An Introduction to Fluxx
December 6, 2009Seeing as one of my projects this year is based on it (even though the actual assessment criteria ain’t been released yet…), I thought I’d do a quick overview of the card game in question. It’s a fun game I was introduced to earlier in the year, and I usually end up carrying a deck with me in my bag all the time, so feel free to ask me for a game.
Fluxx (created by Looney Labs) is, put simply, a card game with changing rules. The basic rules, turn structure and even winning conditions are all determined by the cards currently in play at the time, which makes for a very interesting programming project. It uses a specially-designed deck, and contains several types of cards:
- Keepers are cards that can be played in front of you, in order to meet goal requirements.
- Creepers are cards which stop the player from winning, therefore most be passed onto others or discarded to win.
- Goals define the win conditions of a game, and can be changed at any point. Usually there can only be one active at a time, and requires a pair of specific keepers to win.
- Action cards can be played in order to change the playing field by re-arranging cards, swapping hands, and all manner of different things.
- New Rule cards change the base rules themselves, mostly saying how many cards can be drawn and played each turn, but can get more complicated (see below).

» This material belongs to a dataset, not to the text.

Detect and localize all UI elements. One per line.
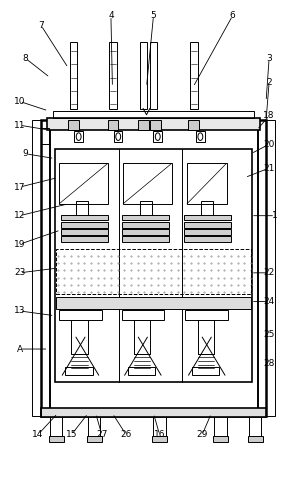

It really is an interesting game to design and program, especially with the mutable rules. For example, there’s a New Rule card called ‘Inflation’, which adds +1 to each numerical value on ANY card, which means storing all numbers on cards as variables instead of hard-coding. Constantly checking and modifying rule states and turn structures should be a challenge as well, but it’s not really graphically-intensive. I think it’s a game that would work very well on the GP2X handheld, and that Keith or Richard might appreciate it a little more than the standard broken platformer demos that seem to be on the handhelds in the lab. I’m hoping to get the graphical side of the engine up and running before Christmas (it’s coming along pretty well so far), and allow plenty of time for testing (although that’s probably not gonna happen, hurr).